The sperm and eggs of smelly fish,
Now isn't that a dainty dish?



'Words, words, words'

The origin of the word of the word 'caviar' is uncertain, as most word origins are.   It came into English as caviary in the mid 16th century.   Shakespeare's Hamlet says of a play that it "pleas’d not the million, ’twas caviary to the general", meaning that it was wasted on the masses.   So caviar had elitist connotations from the start, at least in the West.

The English word was probably derived from the Italian caviale (earlier caviaro) or French caviar, probably ultimately from medieval Greek khaviari.   It is related to the Persian word Khag-avar which means "the roe-generator", and which is used to refer both to the sturgeon and to the roe itself.

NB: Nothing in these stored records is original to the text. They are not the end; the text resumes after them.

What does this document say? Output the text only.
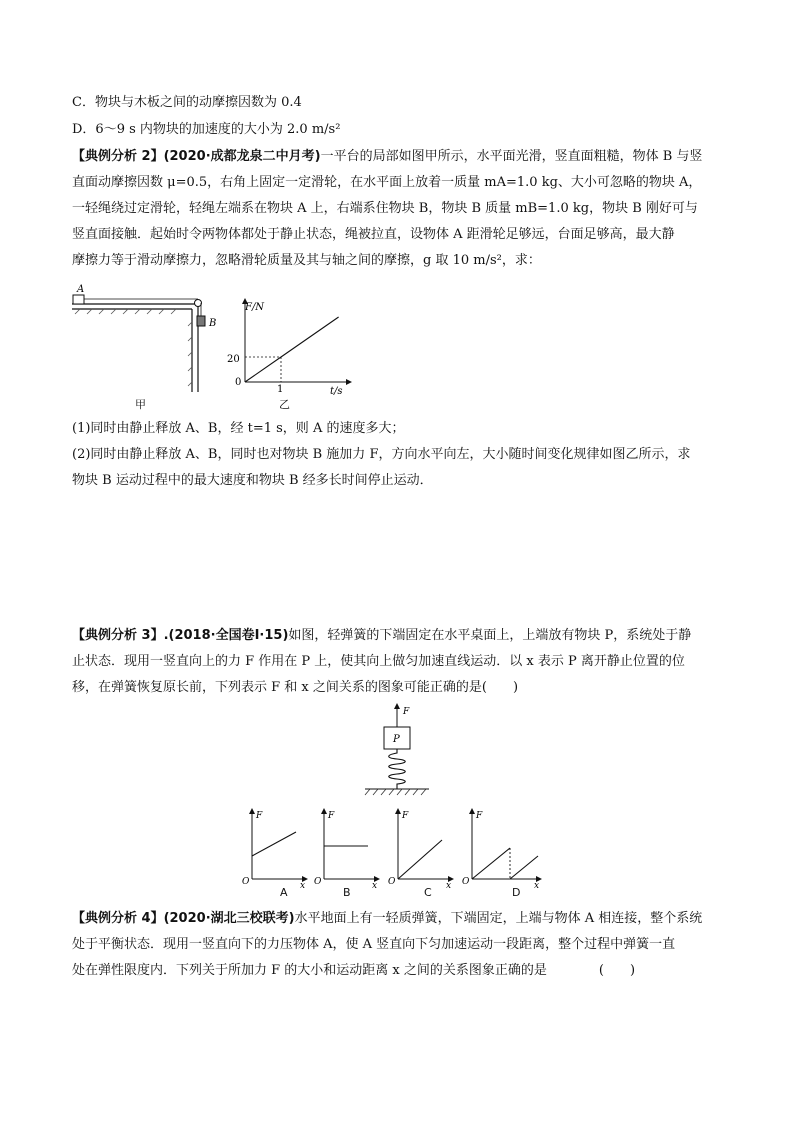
C．物块与木板之间的动摩擦因数为 0.4
D．6～9 s 内物块的加速度的大小为 2.0 m/s²
【典例分析 2】(2020·成都龙泉二中月考)一平台的局部如图甲所示，水平面光滑，竖直面粗糙，物体 B 与竖
直面动摩擦因数 μ=0.5，右角上固定一定滑轮，在水平面上放着一质量 mA=1.0 kg、大小可忽略的物块 A，
一轻绳绕过定滑轮，轻绳左端系在物块 A 上，右端系住物块 B，物块 B 质量 mB=1.0 kg，物块 B 刚好可与
竖直面接触．起始时令两物体都处于静止状态，绳被拉直，设物体 A 距滑轮足够远，台面足够高，最大静
摩擦力等于滑动摩擦力，忽略滑轮质量及其与轴之间的摩擦，g 取 10 m/s²，求：
A
B
甲
F/N
t/s
20
1
0
乙
(1)同时由静止释放 A、B，经 t=1 s，则 A 的速度多大；
(2)同时由静止释放 A、B，同时也对物块 B 施加力 F，方向水平向左，大小随时间变化规律如图乙所示，求
物块 B 运动过程中的最大速度和物块 B 经多长时间停止运动．
【典例分析 3】.(2018·全国卷Ⅰ·15)如图，轻弹簧的下端固定在水平桌面上，上端放有物块 P，系统处于静
止状态．现用一竖直向上的力 F 作用在 P 上，使其向上做匀加速直线运动．以 x 表示 P 离开静止位置的位
移，在弹簧恢复原长前，下列表示 F 和 x 之间关系的图象可能正确的是(　　)
F
P
F
x
O
A
F
x
O
B
F
x
O
C
F
x
O
D
【典例分析 4】(2020·湖北三校联考)水平地面上有一轻质弹簧，下端固定，上端与物体 A 相连接，整个系统
处于平衡状态．现用一竖直向下的力压物体 A，使 A 竖直向下匀加速运动一段距离，整个过程中弹簧一直
处在弹性限度内．下列关于所加力 F 的大小和运动距离 x 之间的关系图象正确的是　　　　(　　)
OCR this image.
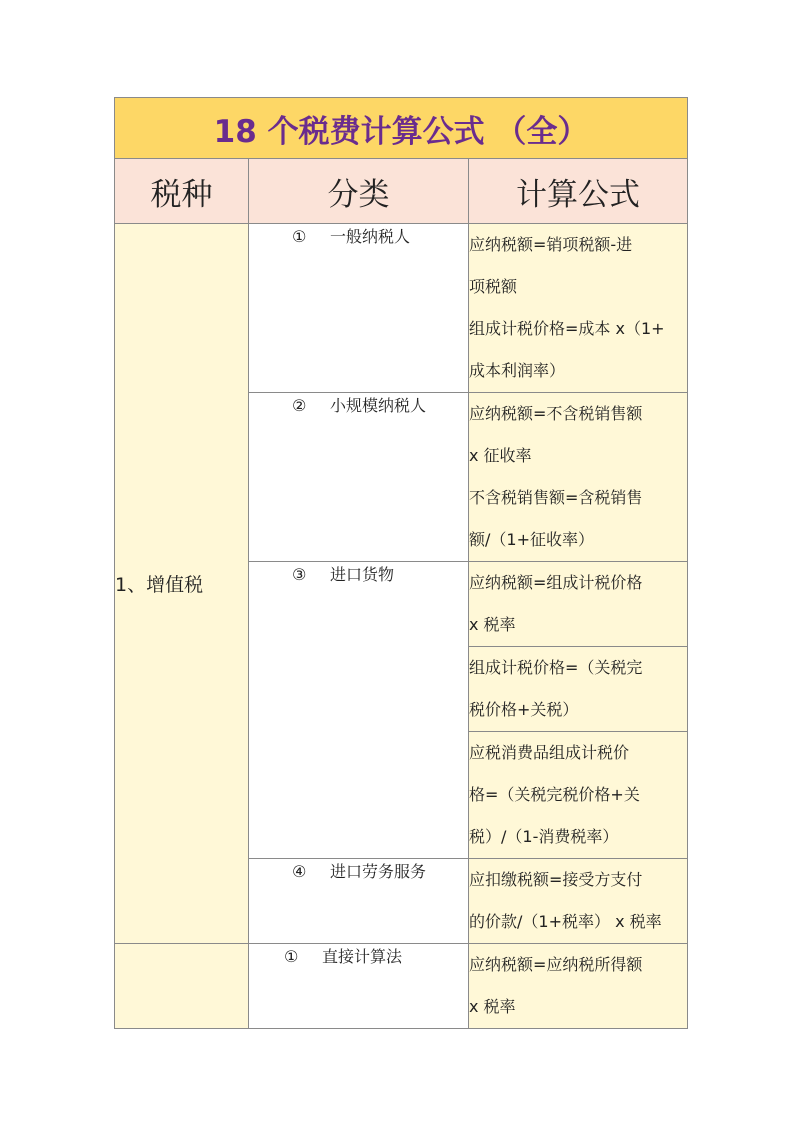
18 个税费计算公式 （全）		
税种	分类	计算公式
1、增值税	① 一般纳税人	应纳税额=销项税额-进
项税额
组成计税价格=成本 x（1+
成本利润率）

	② 小规模纳税人	应纳税额=不含税销售额
x 征收率
不含税销售额=含税销售
额/（1+征收率）

	③ 进口货物	应纳税额=组成计税价格
x 税率

		组成计税价格=（关税完
税价格+关税）

		应税消费品组成计税价
格=（关税完税价格+关
税）/（1-消费税率）

	④ 进口劳务服务	应扣缴税额=接受方支付
的价款/（1+税率） x 税率

	① 直接计算法	应纳税额=应纳税所得额
x 税率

The Russian word is ikra, which refers to roe in general, including that of the sturgeon.

The word 'roe' is from the Middle Dutch word roge.



Is caviar kosher?

No, yes, maybe, depending on how you weigh the scales, as it were.   Jewish dietary laws forbid the consumption of fish that lack scales.   The sturgeon lacks scales.   Therefore caviar is not kosher.

But as we have seen, and as the Bard might have said, All that is called caviar does not from sturgeons come.   Many suppliers specifically promote kosher caviar or kosher roe, meaning of course, the roe of scaled fish.

However, it can also be argued (and within Jewish communities sometimes is) that sturgeon do have scales.   They have scutes, a type of gandoid or hard scale, such as are also found on turtle shells and on the backs of crocodiles.

Why the Good Lord protected sturgeon with armor plating, put them in the forbidden food section, only to endow them with irresistably delicious reproductive organs, I leave to the theologians to decide.

Again with the salmon.



Malossol

The word malossol is Russian for "little salt".   Roe is cured with salt, which is of course a preservative and flavor enhancer.   For most roe, between 4% and 8% salt is used.   As a general rule, the less salt the better.   It is a popular misconception that caviar has a salty taste.   The better roes will certainly still contain salt, but will not have a distinctively salt taste.

When you see the word malossol on the label, it indicates that the contents have been processed with a minimum amount of salt, usually between 2% and 5%.   This is often an indicator of higher quality.   It is of course not infallible, but as a first approximation, you can take "malossol" to mean "better".